Edited by Laura Berlinsky-Schine
The efforts of NATO countries to try to save the military campaign in Afghanistan come too late. Not even withdrawal can solve the problems.
There’s the nearly 70-year-old man who has spent the greatest part of the past 15 years behind bars. First, the radical Islamic Taliban militia arrested him. Then he spent time at Guantanamo because envious neighbors denounced him to the U.S. military. A few months after he was set free, the old man found himself back behind bars at Bagram Airbase: the same neighbors (who still had close ties to American troops) made the same dubious claims to the same military people. Now the same U.S. attorney who got the old man out of Guantanamo is working to get him released from Bagram. His relatives only know one thing for certain: they’re always turned away by sullen U.S. troops every time they try to get into a U.S. military facility to plead for his release.
That’s a good example of the arbitrariness Afghans now suffer since the Taliban was driven out in 2001 and foreign troops and diplomats moved in. Justice and protection of human rights is just as foreign to the old man’s family as it is to the young journalist near the northern Afghan city of Kundus. He describes the harassment by authorities, the arbitrariness of the security personnel, as well as the supreme power of the provincial government and its business partners. The young man asks himself why the German military and development workers in Kundus have anything whatsoever to do with the corrupt rulers there. The way he sees it, the German army cannot or will not prevent the Taliban from once again putting the entire region around Kundus under their rule of terror.
Many Afghans care less about the number of schools the West has built to measure the success of foreign involvement in the Hindu Kush than they do about the number of promises the West has made and not kept. The West fails to measure up at this level as well. Security? In 34 of the 35 Afghan provinces, the Taliban functions as if it were a shadow government; that determination comes from data supplied by the international military force, ISAF, itself. In addition, the West is making deals with people who have little or no credibility with the general public. Economic development? Afghan big shots are pouring millions received from the West into their own personal bank accounts in Dubai, but the average person has seen no economic change during the eight years of the occupation.
Democracy? The West supports Hamid Karzai, a president that governs using the same dishonest means as his predecessors of the last 30 years. And now politicians from Berlin to Washington are telling us that the higher principles of western democracy will never work in Afghanistan.

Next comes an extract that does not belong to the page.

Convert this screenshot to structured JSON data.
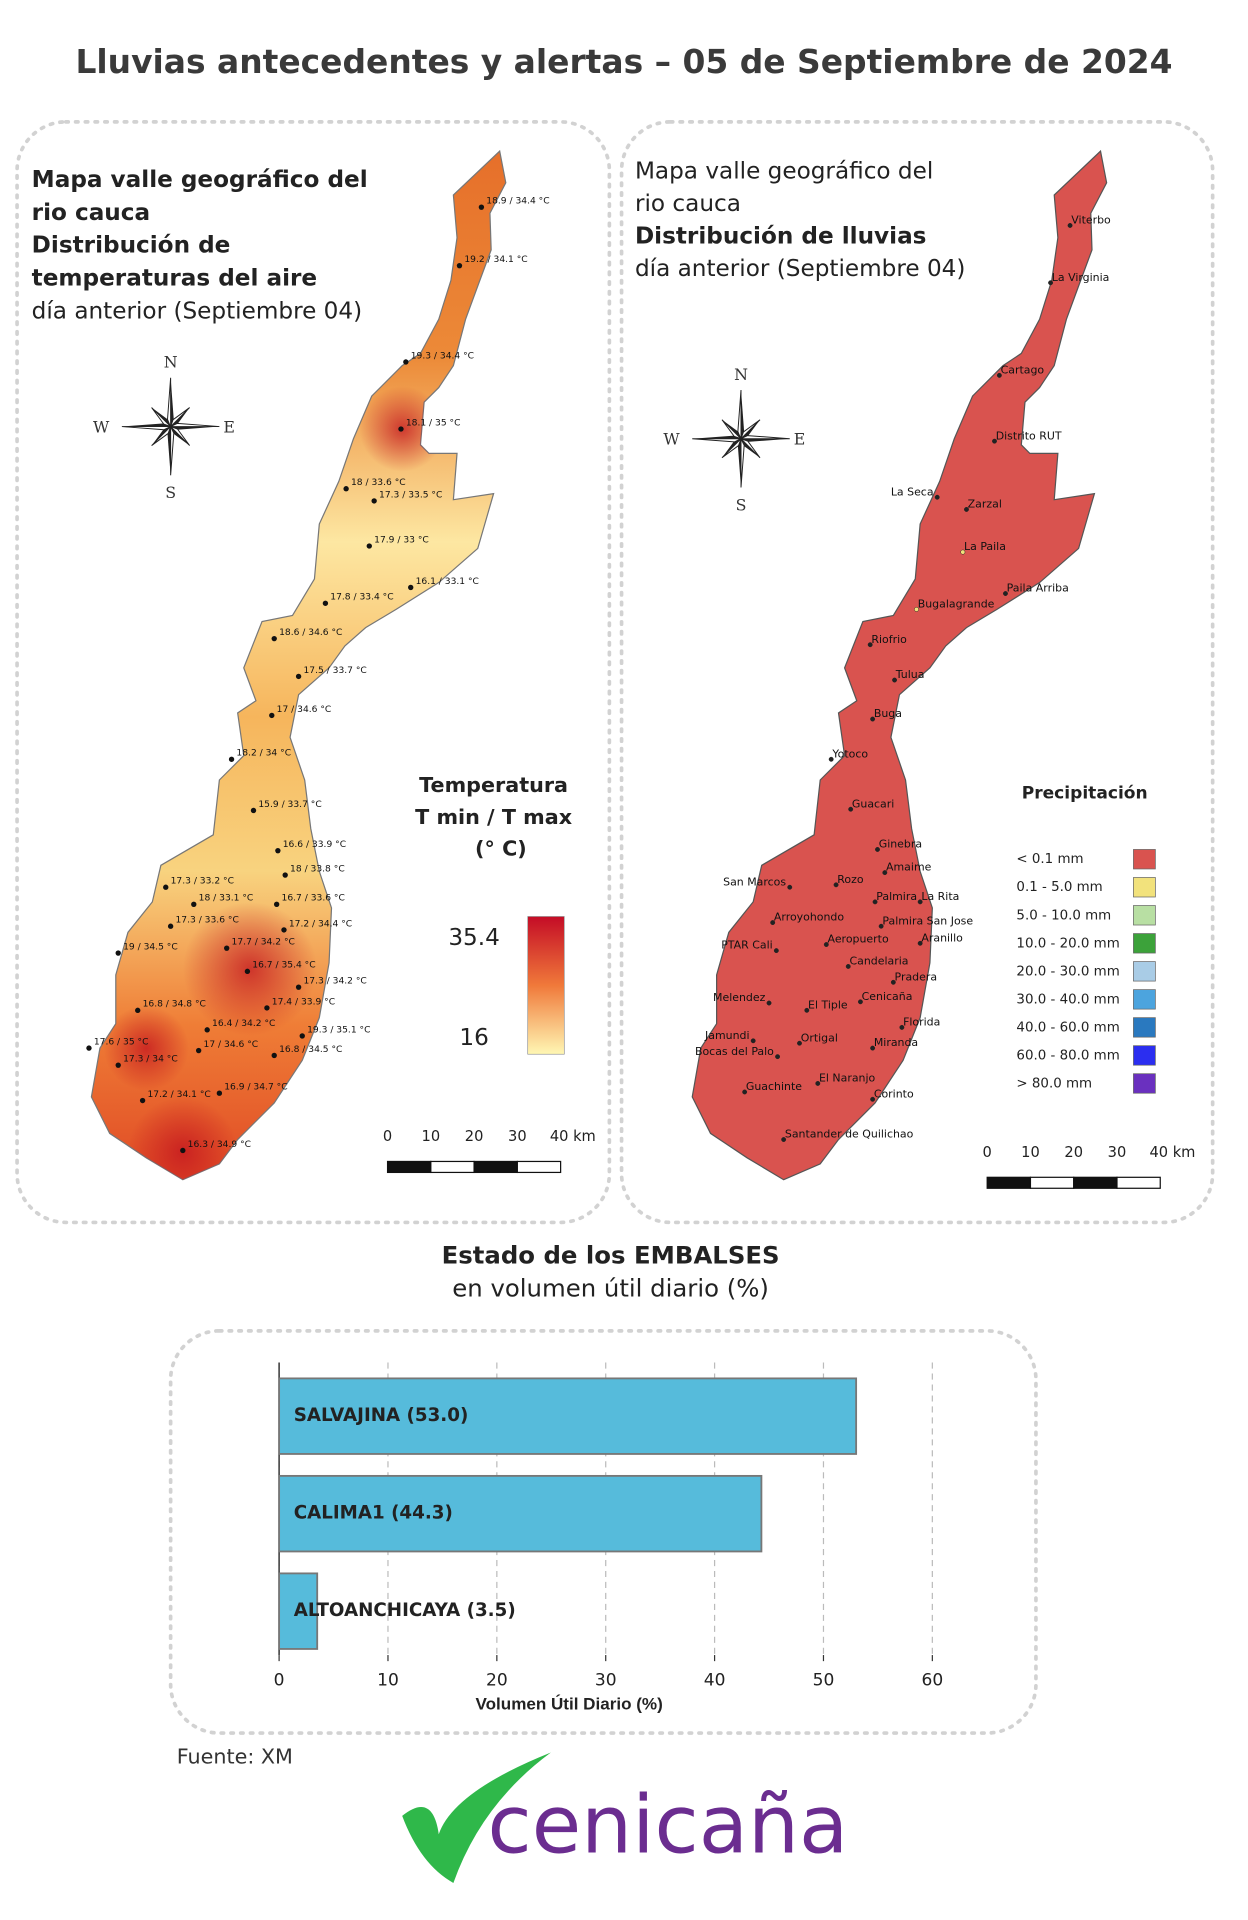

That’s the sort of thing one hears from a quack doctor who treats a patient with the wrong medicine for years and then blames the patient for not responding to treatment.
Afghan trust in the West has been so severely damaged that neither a massive troop surge nor the continued infusion of billions of dollars will be able to accomplish the goal President Barack Obama has set. The hearts and minds of people in the Hindu Kush have to be won over first, but those hearts and minds have been lost forever during the last eight years. Every foreign soldier now killed in the Hindu Kush only dies to preserve the status quo. Every dollar or euro spent serves only to keep everything more or less the same as it is now.
The failure in Afghanistan has maneuvered the West into a dilemma: even withdrawal is no longer a viable alternative. There are now so many bills falling due that there’s bound to be a national bloodbath similar to the one that took place in Rwanda in the mid-nineties. The West simply averted its eyes from that holocaust, but NATO will be unable to duck its responsibilities this time. After withdrawal, the NATO states will have to absorb hundreds of thousands if not millions of Afghans to save them from the vengeance of the Taliban militias.
Massive increases and expansion of Afghan security forces will be unable to do anything to prevent that. For one thing, the Pashtuns from southern Afghanistan won’t join any military forces. For another thing, every Afghan knows that police and military personnel have been putting their savings into foreign banks. When they have to look out for themselves, they’ll be among the first to cut and run, leaving the country and its defenders at the mercy of the Taliban militias. Neither should the West harbor any illusions about the intentions of the radical Islamic warriors of god. They think in terms of generations.
The Afghanistan Conference planned for late January will also be unable to solve the West’s dilemma. The recipe calling for more money prescribed by western diplomacy doesn’t work. Because of the complex mélange of tribes and loyalties, most of the aid will never reach the Afghans who most need it.
If there’s any hope of escaping this dilemma at all, this is it: each and every individual contract, every partner, every cooperative venture and every project has to be closely examined to determine and understand any possible political ramifications. There can be no more shady deals that merely serve political opportunism or propaganda purposes. Foreigners will only regain the respect of the Afghans provided they seriously stick to those principles they practice in their own countries.